Here’s how an IT leader is accelerating healthcare innovation adoption in India

A variety of digital health solutions are launched in India every year. However, few of them are adopted by doctors. To overcome the bottlenecks and accelerate the adoption of digital health innovations in the country, a leading enterprise tech leader has taken a novel approach.
In 2021, Dr. Satish Prasad Rath, Chief Innovation and Research Officer at Aster DM Healthcare, a change of sides in his organization. He joined the company’s medical college (DM Medical College in Kerala) as Founder and Head of Digital Health Department and built an incubator focused on IoT and AI in Healthcare. The incubator was founded by Rath to bring doctors and entrepreneurs onto the same platform.
Rath comes to this position with a strong technology background coupled with an in-depth understanding of healthcare. says Rath. During his time at Aster DM Healthcare he was credited with implementing AI, IoT and telemedicine projects.
Aster DM Healthcare is a healthcare conglomerate with a network of 27 hospitals in seven countries.
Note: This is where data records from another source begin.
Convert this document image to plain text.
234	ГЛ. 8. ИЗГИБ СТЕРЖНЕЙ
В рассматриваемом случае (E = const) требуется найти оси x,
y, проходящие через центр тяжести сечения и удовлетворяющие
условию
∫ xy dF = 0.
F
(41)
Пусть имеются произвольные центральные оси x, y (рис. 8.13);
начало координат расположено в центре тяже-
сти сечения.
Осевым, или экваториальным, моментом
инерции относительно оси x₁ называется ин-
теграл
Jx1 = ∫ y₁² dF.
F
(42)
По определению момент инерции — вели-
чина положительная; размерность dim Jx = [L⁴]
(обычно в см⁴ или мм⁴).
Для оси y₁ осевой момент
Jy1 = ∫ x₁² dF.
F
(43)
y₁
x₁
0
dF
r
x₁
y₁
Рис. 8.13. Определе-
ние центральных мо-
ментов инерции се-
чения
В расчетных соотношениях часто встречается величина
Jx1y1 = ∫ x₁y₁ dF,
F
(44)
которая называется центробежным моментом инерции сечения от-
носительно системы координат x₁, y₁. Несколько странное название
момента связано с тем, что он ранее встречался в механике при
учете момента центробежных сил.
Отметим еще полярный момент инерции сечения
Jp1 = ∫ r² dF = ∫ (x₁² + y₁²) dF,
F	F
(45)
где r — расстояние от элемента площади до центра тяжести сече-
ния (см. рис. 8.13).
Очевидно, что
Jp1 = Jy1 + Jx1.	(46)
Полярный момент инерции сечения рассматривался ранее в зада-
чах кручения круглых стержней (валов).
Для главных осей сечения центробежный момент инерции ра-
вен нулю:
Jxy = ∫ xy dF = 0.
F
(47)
Affiliated with DM Medical College, the hospital has more than 500 beds and more than 200 doctors of various specialties.
Regarding the challenges of digital adoption, Rath says: “In the pharmaceutical industry, doctors only get involved after a drug has been developed and approved, which works well. However, digital healthcare is a different ballgame. Physicians are not involved in the development of a solution from the start. As a result, solutions are often rejected by physicians because they are redundant, expensive, or bulky.”
Because of this, he says, “For rapid adoption of digital health solutions, it’s important to involve physicians from the start so they can provide ongoing feedback on the shape, weight, form factor, etc. of the solution.”
Bringing entrepreneurs and doctors together
“Until now, such incubators have been set up by the government in IITs and other engineering colleges. This is the first such incubator to be funded by the government’s Department of Biotechnology and set up at a medical school,” says Rath.
A medical university with an affiliated compulsory hospital is an ideal place for innovations and their rapid acceptance, says Rath. “Corporate hospitals are busy with day-to-day operations, leaving little time for new innovations. Professors in medical schools have to work on theses and research as part of their core responsibilities, which bodes well for an incubator,” he says.
“The other advantages of an incubator in such a setup are that the healthcare entrepreneurs can attract doctors as co-developers and the hospital can become the first customer of the new solution,” says Rath. “The prototype can also be tested on patients. In this way, the entire life cycle of the product is covered. This model is gradually being adopted worldwide.”
The current projects of the health incubator
The incubator is currently concentrating on a few projects.
The first concerns building interoperability between medical devices. A hospital’s IT department is opposed to sourcing medical equipment (CT scan, X-ray, EKG, etc.) from multiple vendors, even if it results in investment savings. This is because devices from different manufacturers do not communicate with each other or with the IT systems.
“By building an interoperability layer, we want to make devices manufacturer-independent. When different devices communicate seamlessly with each other, efficiency increases,” says Rath.
The second project aims to accelerate the innovation process. Innovators invariably seek data for research; they want to apply AI to data from X-ray, EMR, cancer, etc. However, patient data is confidential. Rath is working to combine data from multiple sources such as EMR, diagnostics and genomics to create a repository and is attempting to anonymize patient data so it cannot be traced back to an individual.
He expects both projects to be completed by the end of 2022.
Healthcare CIO as part of a clinical innovation group
For technology leaders in healthcare, Rath says: “The way forward is close collaboration with clinicians. Old school CIOs in traditional hospitals are feeling the heat. Your businesses are being disrupted by digital startups. The future healthcare CIO must acquire the two Ds: domain knowledge [of healthcare] and digital skills, especially AI. Similarly, doctors need to step up and train in AI as well.”
Rath adds: “In the future, hospitals will need to form a clinical innovation group consisting of a CIO as Chief Digital Officer and a physician as Clinical Innovation Officer if they want to enable impactful and innovative digital healthcare solutions and their rapid adoption.”